PSG shows increased sleep latency, numerous arousals during sleep, and early awakening, as well as sleep efficiency below 85%.4,7 A twofold approach to shift work problems involves treatment directed individually toward the patient, in addition to
attempts to encourage the workplace (through occupational medicine and workers compensation programs) to adapt to the worker’s needs and reduce the overall incidence of shift work-related sleep disorders.55-60 Treatment recommendations include the following: maintain a regular sleep and meal schedule; take naps to limit sleep loss; and practice good sleep hygiene. If sleep is necessary during daylight hours, optimize sleep by darkening the room and Inhibitors,research,lifescience,medical screening for noise and interruptions. Light environment is important – exposure to bright light during the first portion of the shift and protection from bright light after work (sunglasses) and before sleep may be beneficial. Short-halflife hypnotics can be used by those who only occasionally
work shifts to help initiate sleep; chronic hypnotic use by long-term Inhibitors,research,lifescience,medical shift workers is not encouraged.7,55 Disorders of excessive somnolence Sleep apnea, hypopnea, and upper airway resistance syndrome Apnea is defined as cessation Inhibitors,research,lifescience,medical in airflow for longer than 10 s. Hypopnea refers to an abnormal respiratory event lasting longer than 10 s associated with at least a 30% reduction in thoracoabdominal movement or airflow compared to baseline, associated with ≥4% oxygen desaturation.61 Figure 1 demonstrates hypopneas seen during PSG monitoring of a patient with sleep apnea. Apneas and hypopneas are combined to form the AHI (ratio of total Inhibitors,research,lifescience,medical apneas and hypopneas to the total sleep time in hours), also known as respiratory disturbance index (RDI). An AH1>5 in an adult is abnormal. Apneas and hypopneas can result from upper airway obstruction (obstructive), loss of ventilatory effort
(central), or a mixture of both (mixed). OSAS is characterized by repetitive episodes of upper airway obstruction that occur during sleep, PKA inhibitor usually associated with oxygen desaturation.4 The clinical features of OSAS are listed in Table IV. Some patients have increased Inhibitors,research,lifescience,medical upper airway resistance without observed apneas or hypopneas and exhibit increased respiratory effort with Pes (esophageal pressure) crescendos and Pes reversals.
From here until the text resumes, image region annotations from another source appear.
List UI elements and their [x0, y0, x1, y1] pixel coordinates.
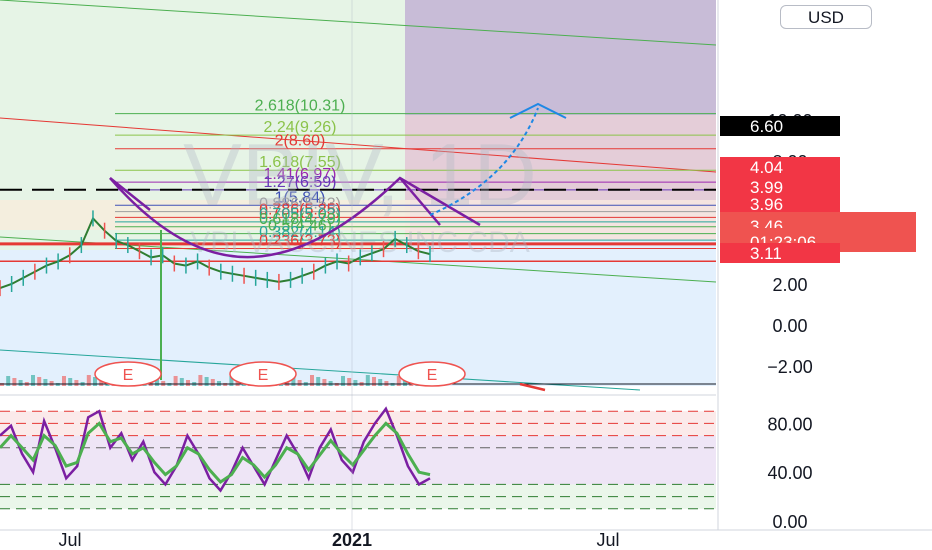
y-tick-label: −2.00 [767, 357, 813, 377]
price-tag-label: 3.11 [750, 244, 782, 263]
price-tag-label: 6.60 [750, 117, 783, 136]
volume-bar [204, 377, 209, 386]
chart-root: 2.618(10.31) 2.24(9.26) 2(8.60) 1.618(7.55)… [0, 0, 932, 550]
price-tag-label: 4.04 [750, 158, 783, 177]
price-tag-label: 3.96 [750, 195, 783, 214]
volume-bar [186, 380, 190, 386]
x-tick-label: Jul [58, 530, 81, 550]
volume-bar [43, 379, 48, 386]
osc-y-tick-label: 80.00 [767, 414, 812, 434]
earnings-marker-label: E [427, 367, 438, 384]
watermark: VBIV, 1D [183, 125, 537, 224]
volume-bar [179, 378, 184, 386]
volume-bar [210, 379, 215, 386]
volume-bar [347, 378, 352, 386]
volume-bar [322, 379, 327, 386]
y-tick-label: 0.00 [772, 316, 807, 336]
y-tick-label: 2.00 [772, 275, 807, 295]
osc-y-tick-label: 40.00 [767, 463, 812, 483]
volume-bar [297, 380, 302, 386]
x-tick-label: Jul [596, 530, 619, 550]
currency-button[interactable]: USD [780, 5, 872, 29]
volume-spike [160, 230, 162, 380]
volume-bar [37, 377, 42, 386]
volume-bar [68, 378, 73, 386]
earnings-marker-label: E [123, 367, 134, 384]
volume-bar [74, 380, 79, 386]
earnings-marker-label: E [258, 367, 269, 384]
volume-bar [353, 380, 358, 386]
fib-level-label: 2.618(10.31) [255, 98, 346, 115]
x-tick-label: 2021 [332, 530, 372, 550]
volume-bar [12, 378, 17, 386]
osc-y-tick-label: 0.00 [772, 512, 807, 532]
chart-svg[interactable]: 2.618(10.31)2.24(9.26)2(8.60)1.618(7.55)… [0, 0, 932, 550]
volume-bar [372, 377, 376, 386]
volume-bar [18, 380, 23, 386]
volume-bar [316, 377, 321, 386]
volume-bar [378, 379, 383, 386]
zone-upper-purple [405, 0, 716, 115]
Guilleminault secondly et al described the upper airway resistance syndrome (UARS) in patients who had Pes-documented increased respiratory effort associated with increased arousals and daytime sleepiness.62-64 Table IV Clinical features of obstructive sleep apnea syndrome. Figure 1. Hypopnea in a patient with obstructive sleep apnea syndrome. Note the low amplitude signals seen in the nasal cannula and airflow channels with increasing effort demonstrated on the chest and abdominal (Abd) channels. The Pes (esophageal pressure [PES]) … Sleep-disordered breathing (OSAS and UARS) in children peaks between ages 2 to 5 with a second peak in middle to late adolescence.